WASHINGTON, D.C. — The House approved an extension of the Federal Aviation Administration authorization law today after it became clear that the Senate would not be able to pass a long-term reauthorization before the law expires at the end of this month.
Although the measure passed on a voice vote, Rep. Jim Oberstar, D-Minn., who chairs the House Transportation Committee, expressed dissatisfaction with the extension, which continues FAA operations under the existing law through Dec. 31.
The House, Oberstar said, is waiting on the Senate to pass a new law that would allow for critical upgrades in the U.S. aviation system. Although the House passed a complete reauthorization bill in May, the Senate has not been able to move a bill to the floor due to a jam-packed schedule and procedural hang-ups.
With current law set to expire in just a week, Congress is now forced to pass an extension, said Oberstar.
“Goodness,” Oberstar said Wednesday from the House floor. “A billion people traveled by air worldwide last year. Seven hundred fifty million of those traveled in the U.S airspace.
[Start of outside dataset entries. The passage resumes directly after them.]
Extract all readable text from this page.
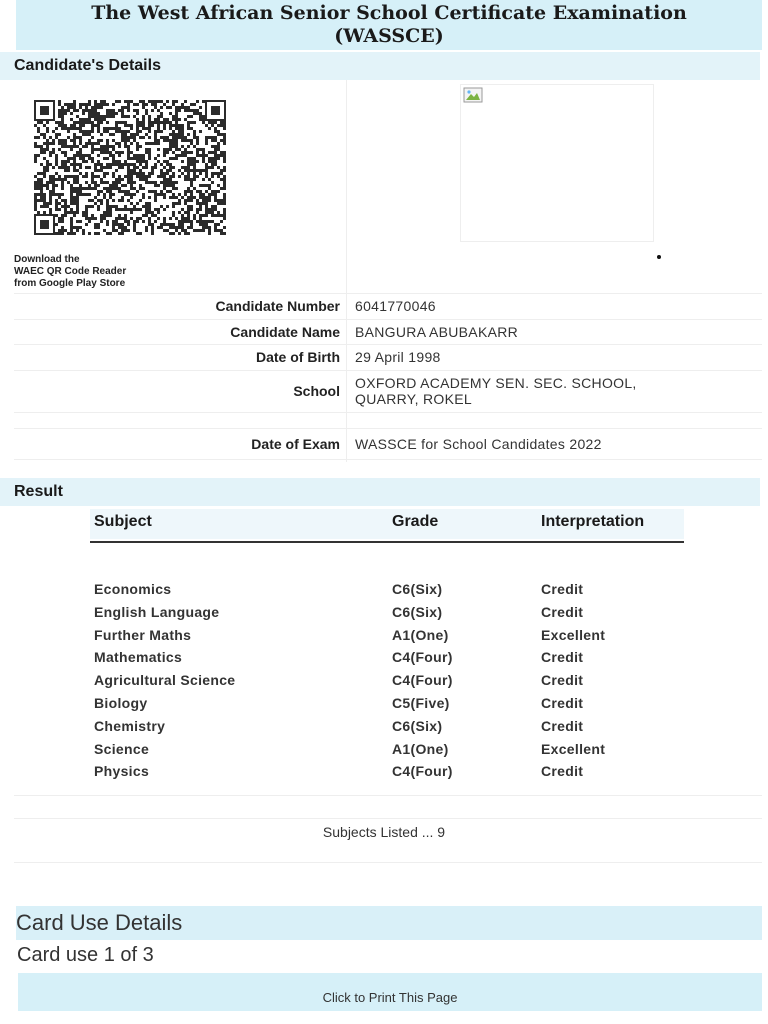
The West African Senior School Certificate Examination
(WASSCE)
Candidate's Details
Download the
WAEC QR Code Reader
from Google Play Store
Candidate Number 6041770046
Candidate Name BANGURA ABUBAKARR
Date of Birth 29 April 1998
School OXFORD ACADEMY SEN. SEC. SCHOOL,
QUARRY, ROKEL
Date of Exam WASSCE for School Candidates 2022
Result
Subject	Grade	Interpretation
Economics	C6(Six)	Credit
English Language	C6(Six)	Credit
Further Maths	A1(One)	Excellent
Mathematics	C4(Four)	Credit
Agricultural Science	C4(Four)	Credit
Biology	C5(Five)	Credit
Chemistry	C6(Six)	Credit
Science	A1(One)	Excellent
Physics	C4(Four)	Credit
Subjects Listed ... 9
Card Use Details
Card use 1 of 3
Click to Print This Page
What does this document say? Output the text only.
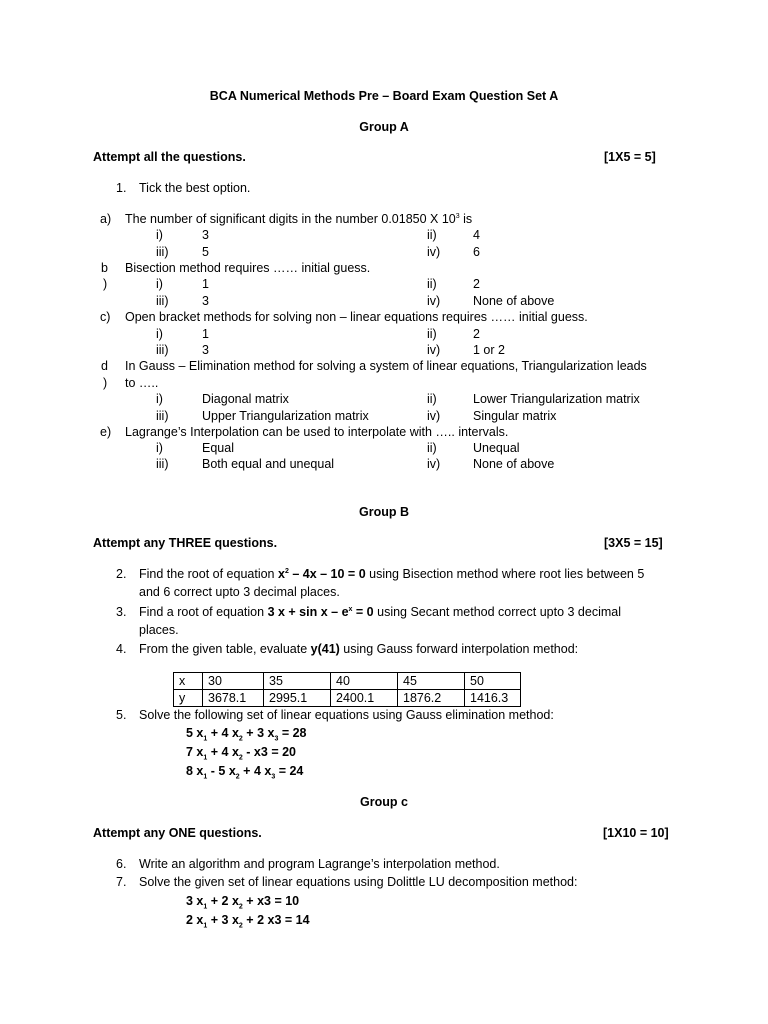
BCA Numerical Methods Pre – Board Exam Question Set A
Group A
Attempt all the questions.	[1X5 = 5]
1. Tick the best option.
a) The number of significant digits in the number 0.01850 X $10^3$ is
i)	3	ii)	4
iii)	5	iv)	6
b
)
Bisection method requires …… initial guess.
i)	1	ii)	2
iii)	3	iv)	None of above
c) Open bracket methods for solving non – linear equations requires …… initial guess.
i)	1	ii)	2
iii)	3	iv)	1 or 2
d
)
In Gauss – Elimination method for solving a system of linear equations, Triangularization leads
to …..
i)	Diagonal matrix	ii)	Lower Triangularization matrix
iii)	Upper Triangularization matrix	iv)	Singular matrix
e) Lagrange’s Interpolation can be used to interpolate with ….. intervals.
i)	Equal	ii)	Unequal
iii)	Both equal and unequal	iv)	None of above
Group B
Attempt any THREE questions.	[3X5 = 15]
2. Find the root of equation $x^2 - 4x - 10 = 0$ using Bisection method where root lies between 5
and 6 correct upto 3 decimal places.
3. Find a root of equation 3 $x + \sin x - e^x = 0$ using Secant method correct upto 3 decimal
places.
4. From the given table, evaluate y(41) using Gauss forward interpolation method:
x	30	35	40	45	50
y	3678.1	2995.1	2400.1	1876.2	1416.3
5. Solve the following set of linear equations using Gauss elimination method:
5 $x_1 + 4$ $x_2 + 3$ $x_3 = 28$
7 $x_1 + 4$ $x_2 - x3 = 20$
8 $x_1 - 5$ $x_2 + 4$ $x_3 = 24$
Group c
Attempt any ONE questions.	[1X10 = 10]
6. Write an algorithm and program Lagrange’s interpolation method.
7. Solve the given set of linear equations using Dolittle LU decomposition method:
3 $x_1 + 2$ $x_2 + x3 = 10$
2 $x_1 + 3$ $x_2 + 2$ x3 = 14
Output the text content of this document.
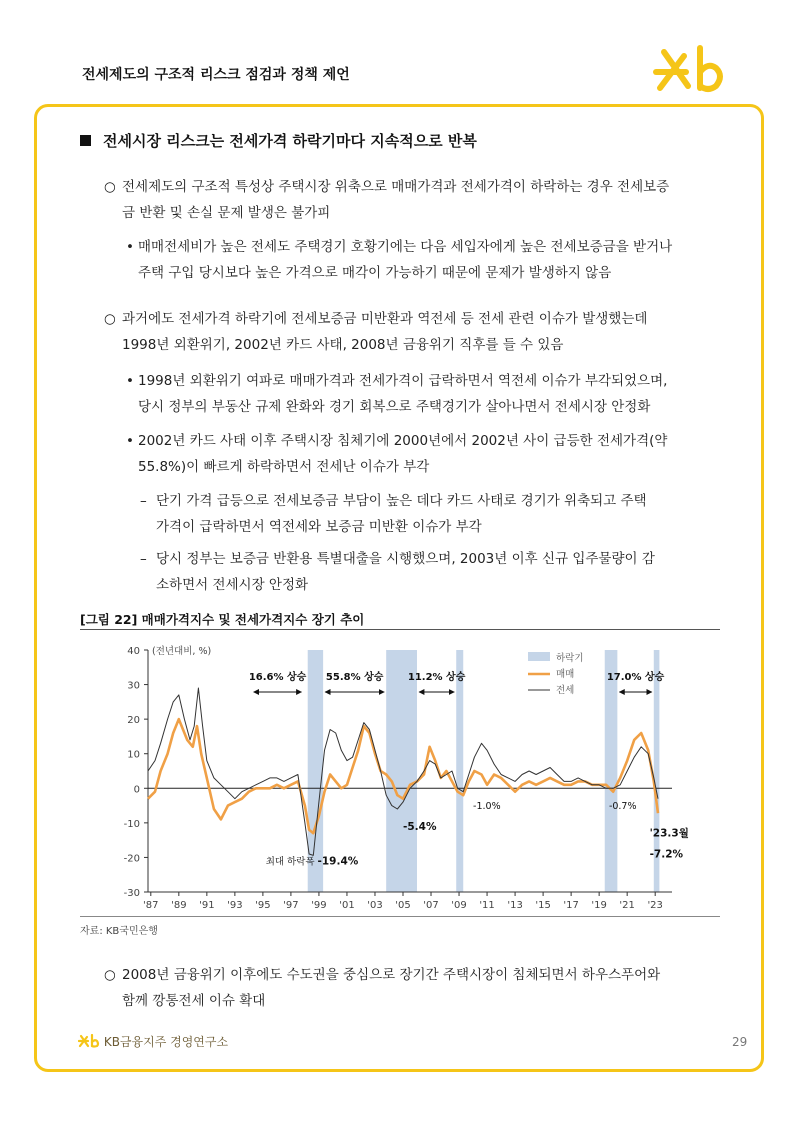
전세제도의 구조적 리스크 점검과 정책 제언
전세시장 리스크는 전세가격 하락기마다 지속적으로 반복
○ 전세제도의 구조적 특성상 주택시장 위축으로 매매가격과 전세가격이 하락하는 경우 전세보증
금 반환 및 손실 문제 발생은 불가피
• 매매전세비가 높은 전세도 주택경기 호황기에는 다음 세입자에게 높은 전세보증금을 받거나
주택 구입 당시보다 높은 가격으로 매각이 가능하기 때문에 문제가 발생하지 않음
○ 과거에도 전세가격 하락기에 전세보증금 미반환과 역전세 등 전세 관련 이슈가 발생했는데
1998년 외환위기, 2002년 카드 사태, 2008년 금융위기 직후를 들 수 있음
• 1998년 외환위기 여파로 매매가격과 전세가격이 급락하면서 역전세 이슈가 부각되었으며,
당시 정부의 부동산 규제 완화와 경기 회복으로 주택경기가 살아나면서 전세시장 안정화
• 2002년 카드 사태 이후 주택시장 침체기에 2000년에서 2002년 사이 급등한 전세가격(약
55.8%)이 빠르게 하락하면서 전세난 이슈가 부각
– 단기 가격 급등으로 전세보증금 부담이 높은 데다 카드 사태로 경기가 위축되고 주택
가격이 급락하면서 역전세와 보증금 미반환 이슈가 부각
– 당시 정부는 보증금 반환용 특별대출을 시행했으며, 2003년 이후 신규 입주물량이 감
소하면서 전세시장 안정화
[그림 22] 매매가격지수 및 전세가격지수 장기 추이
40
30
20
10
0
-10
-20
-30
(전년대비, %)
'87 '89 '91 '93 '95 '97 '99 '01 '03 '05 '07 '09 '11 '13 '15 '17 '19 '21 '23
16.6% 상승 55.8% 상승 11.2% 상승	17.0% 상승
최대 하락폭 -19.4%
-5.4%
-1.0%	-0.7%
'23.3월
-7.2%
하락기
매매
전세
자료: KB국민은행
○ 2008년 금융위기 이후에도 수도권을 중심으로 장기간 주택시장이 침체되면서 하우스푸어와
함께 깡통전세 이슈 확대
KB금융지주 경영연구소	29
We have a responsibility to improve the speed with which air traffic controllers and the accuracy with which they communicate with aircraft and move aircraft in this vast airspace of ours.
“But, regrettably, the other body has not acted on that legislation,” Oberstar said. “We therefore are required to come to the floor with a bill to extend and keep in place existing programs. And that is really unfortunate that we have to do it this way.”
Rep. John Mica of Florida, who is the top Republican on the House Transportation Committee, also had little sympathy for the Senate.
“This delay is unprecedented,” Mica said Wednesday from the House floor. “The other body has yet to act on this important matter and [has] left us in limbo.”
The extension would also likely delay passage of the Passenger Bill of Rights, which seeks to limit the amount of time that airlines can keep passengers on planes that are stuck on the tarmac.